Regulation of cancer cell proliferation by caveolin-2 down-regulation and re-expression

Abstract

We investigated whether altering caveolin-2 (cav-2) expression affects the proliferation of cancer cells. Cav-2 was not detected in HepG2, SH-SY5Y and LN-CaP cells, and the loss of cav-2 expression was not restored by 5-aza-2'-deoxycytidine treatment. In contrast, C6, HeLa, A549, MCF7 and PC3M cells expressed cav-2. Effects of re-expression of exogenous cav-2 in HepG2, SH-SY5Y and LN-CaP cells, and siRNA-mediated down-regulation of endogenous cav-2 in C6, HeLa, A549, MCF7 and PC3M cells on cancer proliferation were examined by MTT assay, colony formation assay and flow cytometric analysis. Cav-2 transfection in HepG2 hepatocellular carcinoma cells and knockdown in C6 glioma cells caused reduction in cell proliferation and growth with retarded entry into the S phase.
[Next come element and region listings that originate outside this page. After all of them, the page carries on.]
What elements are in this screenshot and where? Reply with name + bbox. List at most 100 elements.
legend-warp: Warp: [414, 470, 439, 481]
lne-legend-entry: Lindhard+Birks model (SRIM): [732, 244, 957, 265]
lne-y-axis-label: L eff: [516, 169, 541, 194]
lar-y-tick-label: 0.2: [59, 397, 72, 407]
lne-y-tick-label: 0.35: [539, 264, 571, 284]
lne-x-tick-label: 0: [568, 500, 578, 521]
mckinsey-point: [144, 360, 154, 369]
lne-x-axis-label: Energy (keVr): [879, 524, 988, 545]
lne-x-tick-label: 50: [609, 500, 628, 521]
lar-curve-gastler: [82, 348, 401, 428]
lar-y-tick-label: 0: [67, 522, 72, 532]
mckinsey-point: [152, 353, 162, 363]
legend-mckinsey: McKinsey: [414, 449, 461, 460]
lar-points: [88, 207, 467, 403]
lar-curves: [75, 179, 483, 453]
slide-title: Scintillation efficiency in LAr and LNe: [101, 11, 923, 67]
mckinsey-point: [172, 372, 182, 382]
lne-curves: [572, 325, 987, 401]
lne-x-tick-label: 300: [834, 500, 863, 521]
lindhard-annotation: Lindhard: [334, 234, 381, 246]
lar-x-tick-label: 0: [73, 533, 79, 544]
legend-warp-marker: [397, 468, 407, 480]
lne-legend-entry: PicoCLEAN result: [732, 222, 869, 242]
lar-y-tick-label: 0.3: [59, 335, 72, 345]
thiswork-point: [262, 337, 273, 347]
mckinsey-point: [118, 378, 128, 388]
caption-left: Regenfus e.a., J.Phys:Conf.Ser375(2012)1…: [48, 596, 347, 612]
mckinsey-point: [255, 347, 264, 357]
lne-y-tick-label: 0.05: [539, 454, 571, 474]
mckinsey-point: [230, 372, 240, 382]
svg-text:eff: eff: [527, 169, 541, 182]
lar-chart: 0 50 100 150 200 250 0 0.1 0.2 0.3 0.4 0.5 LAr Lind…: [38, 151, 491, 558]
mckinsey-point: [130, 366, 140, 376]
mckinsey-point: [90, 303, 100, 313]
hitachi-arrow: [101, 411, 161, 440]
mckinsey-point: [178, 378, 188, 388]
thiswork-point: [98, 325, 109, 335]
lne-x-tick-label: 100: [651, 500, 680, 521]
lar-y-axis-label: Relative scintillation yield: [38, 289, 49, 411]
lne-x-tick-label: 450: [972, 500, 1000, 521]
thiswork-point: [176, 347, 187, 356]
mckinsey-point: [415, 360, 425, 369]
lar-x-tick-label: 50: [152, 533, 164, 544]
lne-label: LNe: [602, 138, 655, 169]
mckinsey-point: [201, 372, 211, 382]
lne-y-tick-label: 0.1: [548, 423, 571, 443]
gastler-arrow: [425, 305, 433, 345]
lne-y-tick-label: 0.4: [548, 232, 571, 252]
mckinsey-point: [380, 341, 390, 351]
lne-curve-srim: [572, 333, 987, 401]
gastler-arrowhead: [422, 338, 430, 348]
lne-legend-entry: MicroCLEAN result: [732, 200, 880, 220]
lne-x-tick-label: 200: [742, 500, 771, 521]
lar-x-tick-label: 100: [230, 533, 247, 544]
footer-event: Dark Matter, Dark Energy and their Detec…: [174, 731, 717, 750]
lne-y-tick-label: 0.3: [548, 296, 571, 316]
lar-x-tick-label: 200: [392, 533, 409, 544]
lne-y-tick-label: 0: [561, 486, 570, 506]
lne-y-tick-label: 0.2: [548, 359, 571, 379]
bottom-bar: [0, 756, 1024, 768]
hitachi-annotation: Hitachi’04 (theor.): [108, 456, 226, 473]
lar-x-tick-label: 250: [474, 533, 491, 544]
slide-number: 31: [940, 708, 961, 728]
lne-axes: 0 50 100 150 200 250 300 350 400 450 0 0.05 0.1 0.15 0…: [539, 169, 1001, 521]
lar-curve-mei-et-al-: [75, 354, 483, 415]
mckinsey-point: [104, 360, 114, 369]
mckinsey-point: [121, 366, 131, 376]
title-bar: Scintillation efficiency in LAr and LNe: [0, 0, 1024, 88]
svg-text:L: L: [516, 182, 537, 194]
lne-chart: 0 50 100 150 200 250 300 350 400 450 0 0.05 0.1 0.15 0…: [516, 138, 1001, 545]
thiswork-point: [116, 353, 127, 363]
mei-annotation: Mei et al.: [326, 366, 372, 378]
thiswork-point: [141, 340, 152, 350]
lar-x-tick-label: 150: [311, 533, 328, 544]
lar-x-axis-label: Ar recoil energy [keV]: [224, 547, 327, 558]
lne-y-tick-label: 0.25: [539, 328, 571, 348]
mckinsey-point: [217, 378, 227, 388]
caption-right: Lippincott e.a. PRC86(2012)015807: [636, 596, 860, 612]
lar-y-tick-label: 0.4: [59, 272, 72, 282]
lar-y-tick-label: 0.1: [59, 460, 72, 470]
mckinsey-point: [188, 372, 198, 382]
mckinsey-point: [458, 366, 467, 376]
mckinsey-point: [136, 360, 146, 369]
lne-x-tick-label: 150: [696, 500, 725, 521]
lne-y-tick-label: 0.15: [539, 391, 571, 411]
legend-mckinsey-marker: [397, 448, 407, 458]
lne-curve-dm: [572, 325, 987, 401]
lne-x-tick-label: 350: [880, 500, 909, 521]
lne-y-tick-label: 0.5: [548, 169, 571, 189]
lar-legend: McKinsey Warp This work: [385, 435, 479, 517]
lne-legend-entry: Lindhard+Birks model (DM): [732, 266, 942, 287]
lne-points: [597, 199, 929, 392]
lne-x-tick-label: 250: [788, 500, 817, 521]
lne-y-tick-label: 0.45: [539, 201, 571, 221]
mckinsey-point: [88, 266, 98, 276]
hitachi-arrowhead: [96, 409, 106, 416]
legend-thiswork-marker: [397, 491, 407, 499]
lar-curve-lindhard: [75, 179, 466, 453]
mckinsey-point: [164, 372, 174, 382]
Cav-2 re-expression in SH-SY5Y neuroblastoma cells and depletion in HeLa epithelial cervical cancer and A549 lung adenocarcinoma cells promoted cancer cell proliferation. Luciferase reporter assay showed that transcriptional activation of Elk-1 and STAT:3 was significantly decreased in cav-2-transfected HepG2 hepatocellular carcinoma and down-regulated C6 glioma cells. Our data suggest that cav-2 acts as a modulator of cancer progression.